The Ultimate Raptors Rankings are the RaptorBlog editors’ attempt to rank the top 30 Toronto Raptors of all time. These rankings are obviously somewhat arbitrary and endlessly debatable, but they’re based on each player’s contribution, performance and longevity as a Raptor, and on how beloved they are by Raptors fans. We’ll count down a new Raptor every Wednesday on this blog.
T.J. Ford’s Raptors résumé:
- 10th on Toronto’s All-Time points-per-game list (13.2)
- 2nd on Toronto’s All-Time assists-per-game list (7.2)
- 5th on Toronto’s All-Time Player Efficiency Rating list (19.0)
- Starting point guard on the only division championship team in franchise history
When Bryan Colangelo traded Charlie Villanueva for T.J. Ford in his first big splash as Raptors G.M., the fan-base was split. You had those who could see that the NBA was moving towards a guard’s league, salivating over the opportunities that T.J. provided. Then you had the basketball purists, who believed in the rule that you never trade big-for-small.
Ford’s 2006-2007 season started with him being voted the fastest player in the NBA in a Sports Illustrated players poll and being handed the starting point guard job on an intriguing and unpredictable team mixed with NBA unprovens and European imports.
Though Chris Bosh, No. 1 overall pick Andrea Bargnani, Anthony Parker and Jorge Garbajosa got a ton of credit, when things really took off for that surprising Raptors squad, it was T.J. leading the charge, bringing the best point guard play Raptors fans had seen since Alvin Williams was boogieing down the ACC court.
After a horrible start, Toronto began to chip away in the standings and move up the Eastern Conference ladder, eventually finding themselves battling not just for a playoff spot, but for an Atlantic Division title and home court advantage in the playoffs for the first time in franchise history.
And then, in what would prove to be the real test of that underdog team, they lost their best player, their leader, the franchise, Chris Bosh. Bosh would miss 13 games that season, and at the time, many believed the jig was up for the in-over-their-heads Raptors.
Instead, the team simply kept on winning, keeping their heads above water long enough without Bosh that they were then able to catch fire when CB4 returned. And no player did more during that Bosh-less stretch than T.J. Ford did, carrying the Raptors on his shoulders most nights. The perfect capper, of course, was Ford’s buzzer-beating jumper against the Clippers at Staples Centre.
You know the rest of the story from there.
Bosh, T.J. and the Raps completed a 47-win season that landed them the East’s third seed and an Atlantic Division banner.
However, while fans rejoiced over what was supposed to be the rebirth of the Raptors, a point guard controversy was bubbling under the surface, and would eventually come to a head the following season.
Ford, who already had a history of spinal-related injuries in his young career, would suffer another serious back/neck injury after being pummeled under the basket by Al Horford.

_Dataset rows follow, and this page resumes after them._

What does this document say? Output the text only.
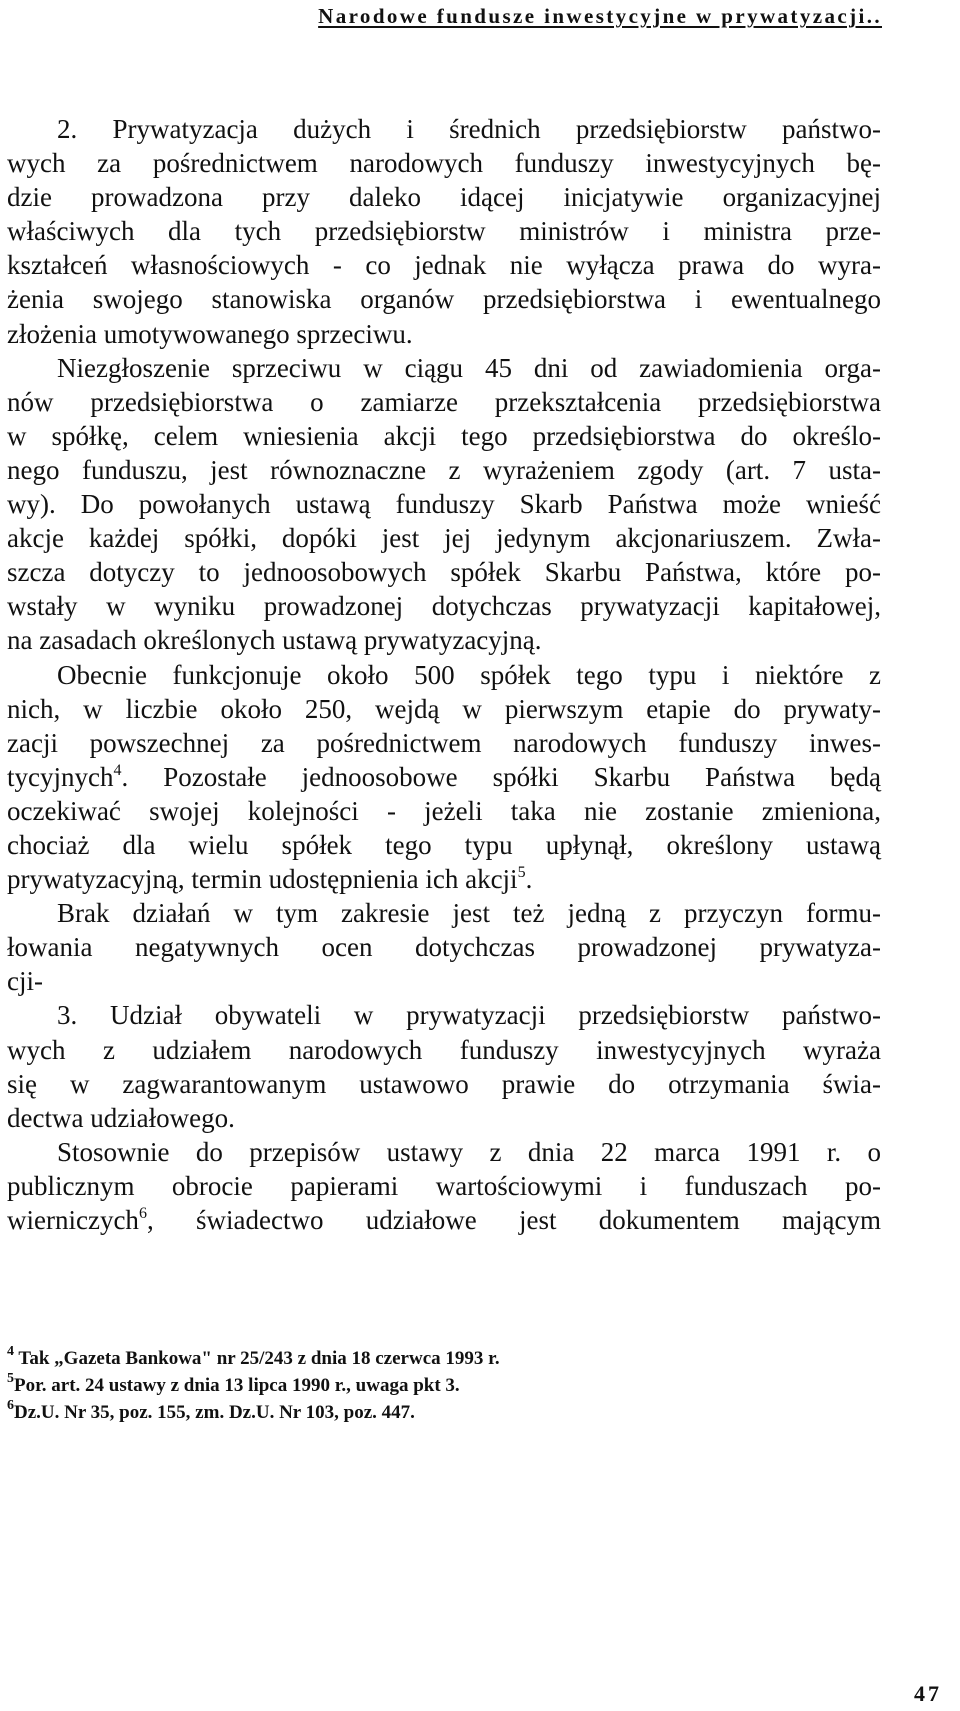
Narodowe fundusze inwestycyjne w prywatyzacji..
2. Prywatyzacja dużych i średnich przedsiębiorstw państwo-
wych za pośrednictwem narodowych funduszy inwestycyjnych bę-
dzie prowadzona przy daleko idącej inicjatywie organizacyjnej
właściwych dla tych przedsiębiorstw ministrów i ministra prze-
kształceń własnościowych - co jednak nie wyłącza prawa do wyra-
żenia swojego stanowiska organów przedsiębiorstwa i ewentualnego
złożenia umotywowanego sprzeciwu.
Niezgłoszenie sprzeciwu w ciągu 45 dni od zawiadomienia orga-
nów przedsiębiorstwa o zamiarze przekształcenia przedsiębiorstwa
w spółkę, celem wniesienia akcji tego przedsiębiorstwa do określo-
nego funduszu, jest równoznaczne z wyrażeniem zgody (art. 7 usta-
wy). Do powołanych ustawą funduszy Skarb Państwa może wnieść
akcje każdej spółki, dopóki jest jej jedynym akcjonariuszem. Zwła-
szcza dotyczy to jednoosobowych spółek Skarbu Państwa, które po-
wstały w wyniku prowadzonej dotychczas prywatyzacji kapitałowej,
na zasadach określonych ustawą prywatyzacyjną.
Obecnie funkcjonuje około 500 spółek tego typu i niektóre z
nich, w liczbie około 250, wejdą w pierwszym etapie do prywaty-
zacji powszechnej za pośrednictwem narodowych funduszy inwes-
tycyjnych$^4$. Pozostałe jednoosobowe spółki Skarbu Państwa będą
oczekiwać swojej kolejności - jeżeli taka nie zostanie zmieniona,
chociaż dla wielu spółek tego typu upłynął, określony ustawą
prywatyzacyjną, termin udostępnienia ich akcji$^5$.
Brak działań w tym zakresie jest też jedną z przyczyn formu-
łowania negatywnych ocen dotychczas prowadzonej prywatyza-
cji-
3. Udział obywateli w prywatyzacji przedsiębiorstw państwo-
wych z udziałem narodowych funduszy inwestycyjnych wyraża
się w zagwarantowanym ustawowo prawie do otrzymania świa-
dectwa udziałowego.
Stosownie do przepisów ustawy z dnia 22 marca 1991 r. o
publicznym obrocie papierami wartościowymi i funduszach po-
wierniczych$^6$, świadectwo udziałowe jest dokumentem mającym
$^4$ Tak „Gazeta Bankowa" nr 25/243 z dnia 18 czerwca 1993 r.
$^5$Por. art. 24 ustawy z dnia 13 lipca 1990 r., uwaga pkt 3.
$^6$Dz.U. Nr 35, poz. 155, zm. Dz.U. Nr 103, poz. 447.
47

The resulting injury caused Ford to miss two months of the 2007-2008 season, a campaign that showed the Raptors might have slightly over-achieved the previous year. While Ford healed, Jose Calderon took the reins at point guard and ran with it, becoming a fan-favourite and causing some (including Bryan Colangelo) to believe that he was a starting-quality NBA point guard.
It also didn’t help that when Ford finally returned, he seemed awkwardly uncomfortable on the court, equally irritable on the bench and distant when talking to the media. He lost his starting job, fell into a habit of playing selfish basketball and never really came close to his level of play from 2006-2007.
With Calderon up for a big contract, home fans booing T.J.’s every mistake and chanting Jose’s name, the writing was on the wall for Ford’s exit. Fans knew it, management knew it, and Ford, himself, probably knew it when almost sarcastically-sounding, he said something along the lines of “see you guys next year” in his season-ending media scrum.
Ford was traded to the Pacers in the deal that brought Jermaine O’Neal to Toronto just months later. That experiment failed, to say the least, for the Raptors, while Ford fell down the depth charts in Indiana.
What would have happened had Ford stayed healthy is something we’ll never know. Perhaps he would have continued to evolve into an All-Star quality point guard. Perhaps the Raptors would have continued to build with Ford and Bosh. Perhaps Ford would enjoy the can-do-no-wrong treatment that Jose Calderon now undeservedly receives.
The reality is that it didn’t work out, and now we’re left wondering what could have been while ranking Ford no. 18 on this list.
T.J. could throw a jaw-dropping pass and rack up dimes with the best of them. His game-changing speed caused opposing defences fits. He was a matchup nightmare on his best days, but unfortunately, was also a nightmare for his own team on his worst days.
He was a polarizing figure who some would say is the third best point guard in franchise history, and his place in RaptorBlog’s Ultimate Raptors Rankings can not be denied.
At the end of the day though, Ford’s inability to control that drool-worthy speed that made him so effective was probably his downfall.
As a 2007 Sports Illustrated article said about TJ, quickly is “the only way Ford knows how to do anything on a basketball court.”